For me, there’s a few specific things that I like in vintage glass. First, I like bokeh, and shooting wide open to produce effects in the image that may be different than you might get with modern lenses. Second, many of the vintage lenses (from the 1970’s and 1980’s especially) can focus fairly close. Many modern lenses can focus relatively close, but when looking at vintage lenses, I like to be able to focus close. This particular lens has a minimum focus distance of less than 1 foot. And, last, I like to be able to shoot into the sun with minimal adverse effects. So, for including sun stars and general shots toward the sun, I don’t want excessive flare, or softness due to the brightness of the sun. I’ll try to demonstrate how this lens performs under such conditions.

Canon FD 35mm f/2 Mounted on my EOS R.

First, what does the bokeh look like from this lens?

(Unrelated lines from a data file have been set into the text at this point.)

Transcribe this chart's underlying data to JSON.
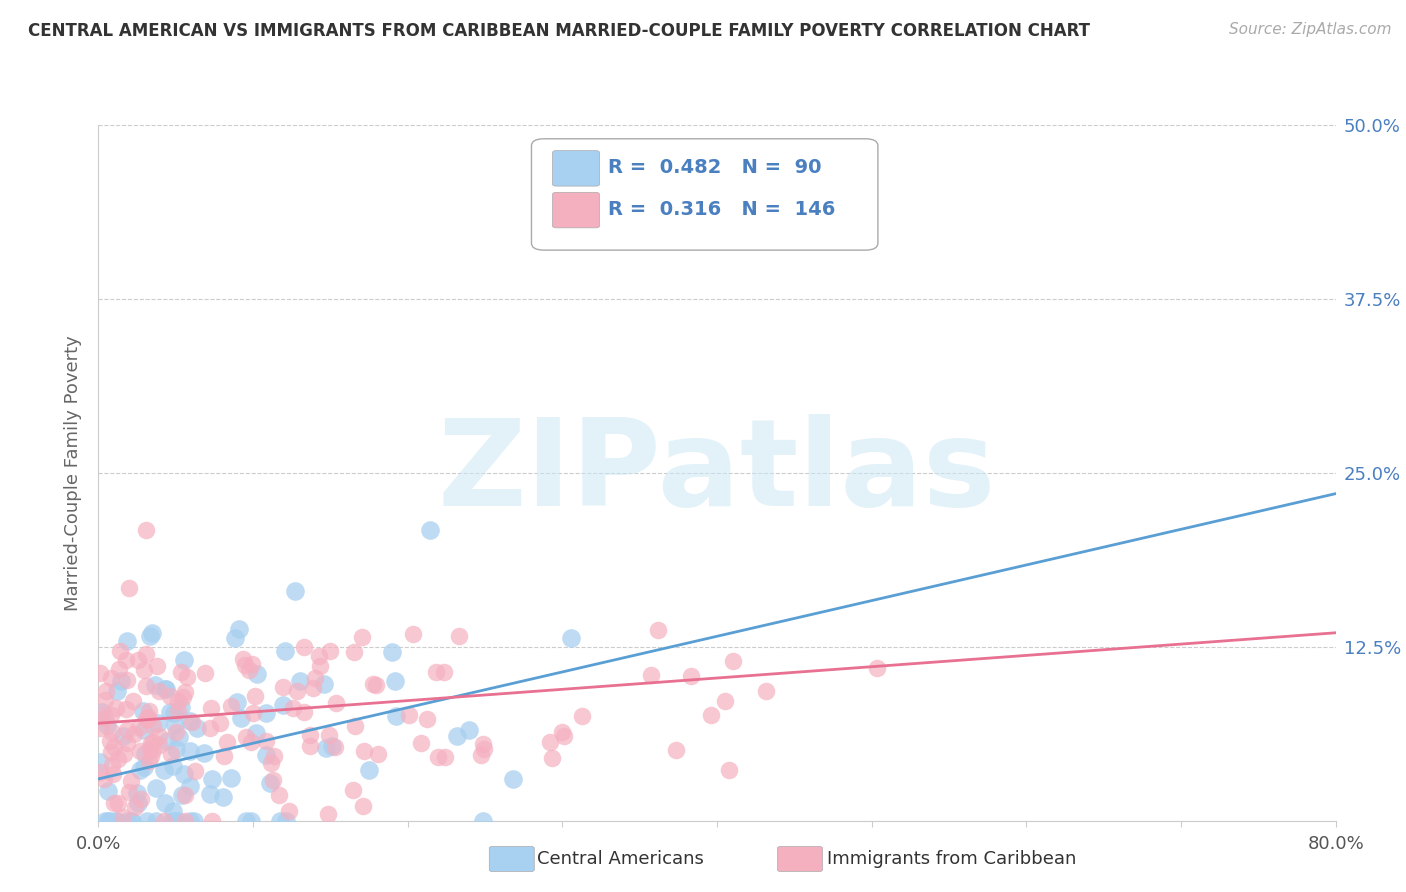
{
  "title": "CENTRAL AMERICAN VS IMMIGRANTS FROM CARIBBEAN MARRIED-COUPLE FAMILY POVERTY CORRELATION CHART",
  "source": "Source: ZipAtlas.com",
  "ylabel": "Married-Couple Family Poverty",
  "xlim": [
    0,
    0.8
  ],
  "ylim": [
    0,
    0.5
  ],
  "xticks": [
    0.0,
    0.1,
    0.2,
    0.3,
    0.4,
    0.5,
    0.6,
    0.7,
    0.8
  ],
  "xticklabels": [
    "0.0%",
    "",
    "",
    "",
    "",
    "",
    "",
    "",
    "80.0%"
  ],
  "yticks": [
    0.0,
    0.125,
    0.25,
    0.375,
    0.5
  ],
  "yticklabels_left": [
    "",
    "",
    "",
    "",
    ""
  ],
  "yticklabels_right": [
    "",
    "12.5%",
    "25.0%",
    "37.5%",
    "50.0%"
  ],
  "blue_R": 0.482,
  "blue_N": 90,
  "pink_R": 0.316,
  "pink_N": 146,
  "blue_color": "#a8d0f0",
  "pink_color": "#f5b0c0",
  "blue_line_color": "#5a9fd4",
  "pink_line_color": "#e87090",
  "legend_label_blue": "Central Americans",
  "legend_label_pink": "Immigrants from Caribbean",
  "background_color": "#ffffff",
  "grid_color": "#cccccc",
  "title_color": "#333333",
  "source_color": "#aaaaaa",
  "stat_color": "#4a7fc0",
  "blue_line_start_y": 0.03,
  "blue_line_end_y": 0.235,
  "pink_line_start_y": 0.07,
  "pink_line_end_y": 0.135,
  "watermark": "ZIPatlas"
}
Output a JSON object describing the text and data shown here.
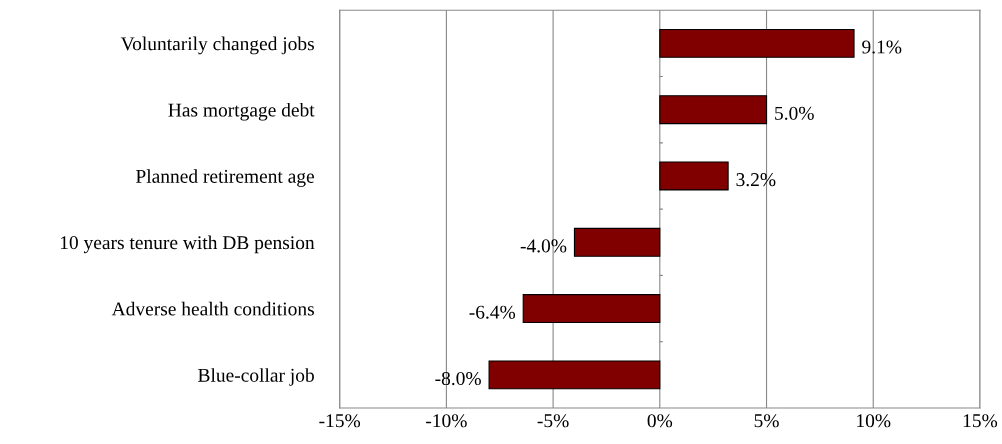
{
  "chart_data": {
    "type": "bar",
    "orientation": "horizontal",
    "categories": [
      "Voluntarily changed jobs",
      "Has mortgage debt",
      "Planned retirement age",
      "10 years tenure with DB pension",
      "Adverse health conditions",
      "Blue-collar job"
    ],
    "values": [
      9.1,
      5.0,
      3.2,
      -4.0,
      -6.4,
      -8.0
    ],
    "value_labels": [
      "9.1%",
      "5.0%",
      "3.2%",
      "-4.0%",
      "-6.4%",
      "-8.0%"
    ],
    "color": "#800000",
    "xlim": [
      -15,
      15
    ],
    "xticks": [
      {
        "value": -15,
        "label": "-15%"
      },
      {
        "value": -10,
        "label": "-10%"
      },
      {
        "value": -5,
        "label": "-5%"
      },
      {
        "value": 0,
        "label": "0%"
      },
      {
        "value": 5,
        "label": "5%"
      },
      {
        "value": 10,
        "label": "10%"
      },
      {
        "value": 15,
        "label": "15%"
      }
    ],
    "grid": "x",
    "legend": false
  }
}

I would say bokeh is very pleasant with this lens. Pretty normal. I also think the lens produces some sharp images (if my eyes are good enough to focus). I like how the red flowerpot is sharp in the first and the second to the last image above.

Now, how does it do pointing directly into the sun? This will generally be better with lenses that have better coatings on the glass. Multi-coated will be generally better than single coatings at reducing flare and maintaining contrast.

Image shot directly into the sun.

In the image above, there is some flare from the sun, and brightness toward the light source, but I don’t think it’s bad at all. I doubt I would get much better results with a modern 35mm lens. I also like the bokeh in this image – very pleasing.

Now, there’s another effect that I like – that of the sunstar. So, instead of shooting wide open to create pleasant bokeh, I’ll stop way down to see how the light looks at a very small aperture…

Sunstar shot at f/22.

In the image above, I stopped down to f/22 and photographed the same tree branches, looking into the sun. The result is a nice, 8-point star, with some tiny spots of flare toward the bottom of the photo, but very minimal.

These SSC lenses were supposed to have advanced (for the time) coatings. I’m not sure how much better coatings are today, but this lens seems to be very good.

I’ve always read that Canon’s f/2 lenses from this time (1976-ish) were very good quality. I’ve never really shot with it much, but the FD 35mm f/2 SSC seems to perform well, and I would recommend it. 35mm is a nice focal length for walking around the city, for portraits, and for your next hike in the mountains. I’d like to shoot at this focal length more, and this lens seems provide the quality to get some good shots – if I can see good enough to focus sharply, that is.

One of the benefits of shooting with a mirrorless body is the flexibility you have to shoot with many vintage lenses. I’m just starting to explore more and more lenses, so you’ll be sure to see more postings about vintage lenses, shot on digital and film.

Today is a holiday in the US (Martin Luther King, Jr. Birthday) so I’m sure I’ll be out experimenting with one of my cameras, and hopefully taking some interesting photographs!